Il est arrivé à cette femme un crime odieux, innommable. Elle a essayé de s’en défaire, de l’oublier, pour éviter les ennuis, les problèmes, les répercussions qui viendraient encore la hanter. Elle a préféré subir pour rapidement étouffer ces événements, les faire taire. Mais il faut croire que la vie n’avait pas envie de lui laisser ce choix-là. Claire avait voulu porter ce fardeau seule, sans en faire part à personne. Mais quand celui-ci revient dans sa vie avec force, l’obligeant à lui faire une place, alors tout son environnement bascule, et c’est l’inexorable descente aux enfers qui commence. Et Claire va craquer, elle va commettre cet acte inqualifiable et inexplicable aux yeux de son mari, de sa famille, du monde entier. Et même là, elle fera le choix de rester cloîtrée dans un mutisme sans faille.
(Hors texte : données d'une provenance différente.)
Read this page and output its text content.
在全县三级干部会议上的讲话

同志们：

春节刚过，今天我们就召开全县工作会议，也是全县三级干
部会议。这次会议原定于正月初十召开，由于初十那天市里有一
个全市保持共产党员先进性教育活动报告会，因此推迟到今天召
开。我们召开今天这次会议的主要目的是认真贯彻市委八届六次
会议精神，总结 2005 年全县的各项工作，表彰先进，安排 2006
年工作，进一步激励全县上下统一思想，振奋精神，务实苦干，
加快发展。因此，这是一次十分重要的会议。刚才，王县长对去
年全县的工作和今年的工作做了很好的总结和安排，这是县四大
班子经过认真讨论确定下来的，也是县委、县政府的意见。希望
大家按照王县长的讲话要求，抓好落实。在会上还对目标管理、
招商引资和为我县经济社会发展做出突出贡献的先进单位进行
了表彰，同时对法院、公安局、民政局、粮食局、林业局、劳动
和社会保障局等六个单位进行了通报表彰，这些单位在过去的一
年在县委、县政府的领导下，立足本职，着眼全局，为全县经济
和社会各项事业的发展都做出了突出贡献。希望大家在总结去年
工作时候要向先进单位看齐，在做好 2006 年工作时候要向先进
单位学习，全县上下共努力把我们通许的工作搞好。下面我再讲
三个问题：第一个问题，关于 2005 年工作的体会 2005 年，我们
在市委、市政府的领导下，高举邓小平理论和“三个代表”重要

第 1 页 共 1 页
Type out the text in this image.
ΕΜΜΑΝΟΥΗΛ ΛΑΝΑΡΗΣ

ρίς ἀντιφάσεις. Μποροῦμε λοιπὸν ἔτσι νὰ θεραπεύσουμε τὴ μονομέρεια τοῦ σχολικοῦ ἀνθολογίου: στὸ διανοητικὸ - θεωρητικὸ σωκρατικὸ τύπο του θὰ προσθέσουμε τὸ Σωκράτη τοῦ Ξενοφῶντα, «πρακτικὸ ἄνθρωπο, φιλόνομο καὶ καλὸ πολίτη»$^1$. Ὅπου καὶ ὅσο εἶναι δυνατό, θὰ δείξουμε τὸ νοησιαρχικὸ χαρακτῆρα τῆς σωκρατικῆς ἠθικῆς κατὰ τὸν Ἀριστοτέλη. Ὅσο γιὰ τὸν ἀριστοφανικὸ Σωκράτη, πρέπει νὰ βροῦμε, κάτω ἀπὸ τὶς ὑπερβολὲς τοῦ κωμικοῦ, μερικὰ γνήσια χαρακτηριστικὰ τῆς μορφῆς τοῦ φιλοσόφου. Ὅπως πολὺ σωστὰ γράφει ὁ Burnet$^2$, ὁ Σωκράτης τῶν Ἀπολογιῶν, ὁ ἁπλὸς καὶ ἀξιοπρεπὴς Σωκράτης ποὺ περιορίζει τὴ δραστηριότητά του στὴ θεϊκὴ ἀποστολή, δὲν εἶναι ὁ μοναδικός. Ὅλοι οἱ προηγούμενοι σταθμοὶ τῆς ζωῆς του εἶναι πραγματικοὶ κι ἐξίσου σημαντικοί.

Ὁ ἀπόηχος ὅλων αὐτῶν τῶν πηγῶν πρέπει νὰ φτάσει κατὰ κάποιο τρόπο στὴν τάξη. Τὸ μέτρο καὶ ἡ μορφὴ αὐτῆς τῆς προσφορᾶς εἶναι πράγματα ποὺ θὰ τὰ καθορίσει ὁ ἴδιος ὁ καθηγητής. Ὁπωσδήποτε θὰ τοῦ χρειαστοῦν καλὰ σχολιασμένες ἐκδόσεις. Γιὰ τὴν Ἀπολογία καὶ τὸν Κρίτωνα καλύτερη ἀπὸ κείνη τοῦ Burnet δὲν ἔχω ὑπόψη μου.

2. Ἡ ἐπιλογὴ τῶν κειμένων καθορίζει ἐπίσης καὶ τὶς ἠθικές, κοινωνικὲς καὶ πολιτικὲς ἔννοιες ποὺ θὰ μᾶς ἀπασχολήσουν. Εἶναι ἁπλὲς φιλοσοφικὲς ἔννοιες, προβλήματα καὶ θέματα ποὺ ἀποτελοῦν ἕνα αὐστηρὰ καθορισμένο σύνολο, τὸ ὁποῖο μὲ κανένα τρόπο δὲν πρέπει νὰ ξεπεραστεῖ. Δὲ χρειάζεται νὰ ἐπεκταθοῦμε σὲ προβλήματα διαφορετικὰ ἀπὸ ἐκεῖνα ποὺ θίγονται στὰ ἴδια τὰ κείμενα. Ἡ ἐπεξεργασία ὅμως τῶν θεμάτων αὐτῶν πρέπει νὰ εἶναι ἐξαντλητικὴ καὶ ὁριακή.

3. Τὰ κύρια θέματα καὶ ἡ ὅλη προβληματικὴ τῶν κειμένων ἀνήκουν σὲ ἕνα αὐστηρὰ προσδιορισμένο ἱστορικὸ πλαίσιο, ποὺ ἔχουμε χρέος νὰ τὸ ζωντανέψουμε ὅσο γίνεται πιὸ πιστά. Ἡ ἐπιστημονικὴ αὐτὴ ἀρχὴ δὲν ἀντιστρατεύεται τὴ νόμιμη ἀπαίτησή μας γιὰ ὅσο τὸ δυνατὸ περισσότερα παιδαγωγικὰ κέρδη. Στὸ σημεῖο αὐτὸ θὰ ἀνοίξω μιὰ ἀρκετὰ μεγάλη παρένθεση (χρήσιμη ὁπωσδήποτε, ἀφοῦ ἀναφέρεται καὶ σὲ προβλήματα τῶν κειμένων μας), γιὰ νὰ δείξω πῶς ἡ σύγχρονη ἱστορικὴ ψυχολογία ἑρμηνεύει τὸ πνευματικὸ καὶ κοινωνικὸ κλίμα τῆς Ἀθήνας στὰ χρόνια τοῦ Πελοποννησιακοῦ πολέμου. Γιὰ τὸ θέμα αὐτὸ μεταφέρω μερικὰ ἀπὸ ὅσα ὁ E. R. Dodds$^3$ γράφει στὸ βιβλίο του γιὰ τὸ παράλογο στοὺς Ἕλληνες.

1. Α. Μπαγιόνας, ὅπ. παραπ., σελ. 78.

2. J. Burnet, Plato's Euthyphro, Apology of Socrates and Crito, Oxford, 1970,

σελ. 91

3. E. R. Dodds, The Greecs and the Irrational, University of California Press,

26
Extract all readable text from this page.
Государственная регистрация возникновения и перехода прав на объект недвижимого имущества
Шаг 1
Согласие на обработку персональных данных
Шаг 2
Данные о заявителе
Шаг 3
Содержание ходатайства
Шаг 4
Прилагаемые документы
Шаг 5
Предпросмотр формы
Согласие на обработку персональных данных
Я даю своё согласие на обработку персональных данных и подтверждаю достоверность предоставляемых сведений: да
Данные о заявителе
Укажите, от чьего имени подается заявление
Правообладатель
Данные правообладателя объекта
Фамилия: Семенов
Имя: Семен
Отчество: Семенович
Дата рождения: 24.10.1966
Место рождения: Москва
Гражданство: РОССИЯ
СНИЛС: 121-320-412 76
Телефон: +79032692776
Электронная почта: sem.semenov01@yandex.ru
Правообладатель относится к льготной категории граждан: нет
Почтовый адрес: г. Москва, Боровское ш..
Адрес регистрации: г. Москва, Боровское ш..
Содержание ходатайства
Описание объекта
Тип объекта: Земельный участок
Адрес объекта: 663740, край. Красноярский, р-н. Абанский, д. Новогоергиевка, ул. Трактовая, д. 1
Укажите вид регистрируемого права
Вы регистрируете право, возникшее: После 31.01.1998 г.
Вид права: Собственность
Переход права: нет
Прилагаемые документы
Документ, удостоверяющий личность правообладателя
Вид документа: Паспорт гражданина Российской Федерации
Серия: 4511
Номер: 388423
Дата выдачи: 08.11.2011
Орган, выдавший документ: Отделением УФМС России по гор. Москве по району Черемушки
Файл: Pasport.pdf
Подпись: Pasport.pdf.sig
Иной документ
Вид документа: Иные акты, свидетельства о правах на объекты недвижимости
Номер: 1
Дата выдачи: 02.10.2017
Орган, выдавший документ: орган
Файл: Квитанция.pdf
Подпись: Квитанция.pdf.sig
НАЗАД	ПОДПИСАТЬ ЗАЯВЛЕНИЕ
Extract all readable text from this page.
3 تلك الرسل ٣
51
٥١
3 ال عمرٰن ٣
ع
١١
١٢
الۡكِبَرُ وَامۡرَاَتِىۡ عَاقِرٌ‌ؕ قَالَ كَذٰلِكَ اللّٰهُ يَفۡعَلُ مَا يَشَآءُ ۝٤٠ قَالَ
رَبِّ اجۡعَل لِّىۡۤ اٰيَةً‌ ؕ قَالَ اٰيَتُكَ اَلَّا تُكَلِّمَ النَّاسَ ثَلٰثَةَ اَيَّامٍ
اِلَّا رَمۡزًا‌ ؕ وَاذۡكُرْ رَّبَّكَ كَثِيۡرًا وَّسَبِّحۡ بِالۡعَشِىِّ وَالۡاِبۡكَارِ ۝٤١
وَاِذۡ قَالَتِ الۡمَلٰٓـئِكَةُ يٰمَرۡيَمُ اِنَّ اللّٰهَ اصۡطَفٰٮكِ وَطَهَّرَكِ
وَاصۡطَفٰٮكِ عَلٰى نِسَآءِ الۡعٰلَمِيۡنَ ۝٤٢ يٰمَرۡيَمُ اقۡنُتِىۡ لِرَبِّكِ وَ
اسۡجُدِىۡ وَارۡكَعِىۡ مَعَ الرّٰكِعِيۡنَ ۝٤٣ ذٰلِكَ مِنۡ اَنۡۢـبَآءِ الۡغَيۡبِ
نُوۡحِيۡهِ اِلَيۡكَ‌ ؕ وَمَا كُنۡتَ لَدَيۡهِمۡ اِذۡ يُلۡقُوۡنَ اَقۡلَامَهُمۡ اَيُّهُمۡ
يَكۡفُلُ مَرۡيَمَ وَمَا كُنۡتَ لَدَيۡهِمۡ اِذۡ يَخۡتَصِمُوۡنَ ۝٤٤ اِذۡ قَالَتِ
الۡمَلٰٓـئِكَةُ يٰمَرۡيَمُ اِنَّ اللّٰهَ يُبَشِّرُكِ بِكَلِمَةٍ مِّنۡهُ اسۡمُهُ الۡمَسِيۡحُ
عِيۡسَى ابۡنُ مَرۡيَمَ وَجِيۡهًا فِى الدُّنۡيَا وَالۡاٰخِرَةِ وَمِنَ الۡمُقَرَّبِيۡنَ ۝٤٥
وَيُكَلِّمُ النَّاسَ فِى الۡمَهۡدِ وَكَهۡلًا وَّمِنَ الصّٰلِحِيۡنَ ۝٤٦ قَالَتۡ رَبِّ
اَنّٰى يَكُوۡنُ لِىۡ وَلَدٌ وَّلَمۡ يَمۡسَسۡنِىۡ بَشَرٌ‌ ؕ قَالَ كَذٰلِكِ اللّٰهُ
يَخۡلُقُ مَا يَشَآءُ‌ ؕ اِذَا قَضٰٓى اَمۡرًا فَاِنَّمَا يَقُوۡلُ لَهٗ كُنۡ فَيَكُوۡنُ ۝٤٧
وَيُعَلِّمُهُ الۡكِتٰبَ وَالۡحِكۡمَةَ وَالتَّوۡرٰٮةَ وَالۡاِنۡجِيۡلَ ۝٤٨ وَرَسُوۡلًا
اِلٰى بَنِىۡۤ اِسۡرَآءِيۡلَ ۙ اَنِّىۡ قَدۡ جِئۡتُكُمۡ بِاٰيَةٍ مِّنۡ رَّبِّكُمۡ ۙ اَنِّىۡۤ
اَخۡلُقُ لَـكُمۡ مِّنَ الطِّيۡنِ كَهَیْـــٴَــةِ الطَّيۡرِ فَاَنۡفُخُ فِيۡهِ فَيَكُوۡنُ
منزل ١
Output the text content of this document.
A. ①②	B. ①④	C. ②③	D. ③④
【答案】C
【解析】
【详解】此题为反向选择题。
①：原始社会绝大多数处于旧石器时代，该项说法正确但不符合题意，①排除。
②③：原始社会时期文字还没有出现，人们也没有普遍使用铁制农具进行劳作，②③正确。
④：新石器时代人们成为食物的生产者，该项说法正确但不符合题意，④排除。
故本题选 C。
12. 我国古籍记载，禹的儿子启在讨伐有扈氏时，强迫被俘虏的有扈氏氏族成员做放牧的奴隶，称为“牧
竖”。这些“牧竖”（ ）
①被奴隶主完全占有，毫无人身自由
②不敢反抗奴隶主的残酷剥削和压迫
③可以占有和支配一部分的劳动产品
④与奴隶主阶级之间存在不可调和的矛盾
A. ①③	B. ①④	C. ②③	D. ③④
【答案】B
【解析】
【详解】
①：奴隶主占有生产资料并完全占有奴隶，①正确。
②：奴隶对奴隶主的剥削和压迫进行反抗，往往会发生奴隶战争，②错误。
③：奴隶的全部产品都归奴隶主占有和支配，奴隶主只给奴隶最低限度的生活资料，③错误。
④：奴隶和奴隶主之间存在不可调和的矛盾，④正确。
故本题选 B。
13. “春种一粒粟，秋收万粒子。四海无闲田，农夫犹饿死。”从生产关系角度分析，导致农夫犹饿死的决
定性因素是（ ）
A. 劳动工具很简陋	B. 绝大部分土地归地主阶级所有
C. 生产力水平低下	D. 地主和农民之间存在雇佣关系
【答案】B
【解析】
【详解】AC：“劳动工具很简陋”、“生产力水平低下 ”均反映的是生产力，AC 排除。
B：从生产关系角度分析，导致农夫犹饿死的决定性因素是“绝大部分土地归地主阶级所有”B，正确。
Le récit qu’elle nous livre ici est son dernier témoignage, où elle dit tout, ne cache rien : ce qui s’est passé, les raisons de son silence, ses espoirs que tout s’arrangerait. Ses derniers mots, car après tout, entre « je me suis tue » et « je me suis tué », il y a peu d’écart.

Je sais que ce résumé ne décrit pas vraiment le contenu de ce roman, mais je ne veux pas vous spoiler. Ce que je peux, par contre, vous avouer, c’est que ce n’est pas un livre à lire quand on va déjà mal. Ce qui est décrit ici est dur, met mal à l’aise, voire en colère. A coup sûr, ça ne vous laissera pas indifférent. Malgré la douleur resentie pour le personnage, le lecteur ne peut s’empêcher de tourner les pages de ce calvaire, pour savoir quelle fin il a eu.

Ce n’est pas un roman joyeux, mais c’est tout de même un roman à découvrir, et à lire. Car écrit de très belle manière, avec justesse, sans fausse tristesse, sans alourdir le trait. On a vraiment l’impression que c’est Claire, que c’est la victime qui a écrit ces mots, et on est d’autant plus gêné que l’empathie entre le lecteur et ce personnage se crée avec une facilité déconcertante. J’ai été très étonnée de voir que c’est bien un homme qui a écrit ce récit, car il a réussi à saisir tous les enjeux, toutes les nuances de la féminité et des autres côtés de la femme.

Un très beau livre, même si le thème est vraiment dur. Je vous conseille donc de bien choisir le moment où vous allez entamer cette lecture (vraiment), car cela paraît tellement réel que vous risquez bien d’en pâtir, mais cela ne doit pa vous empêcher de lire un jour ou l’autre ce roman bouleversant, intense.

Mathieu Menegaux, Je me suis tue, éditions Grasset, 16€50.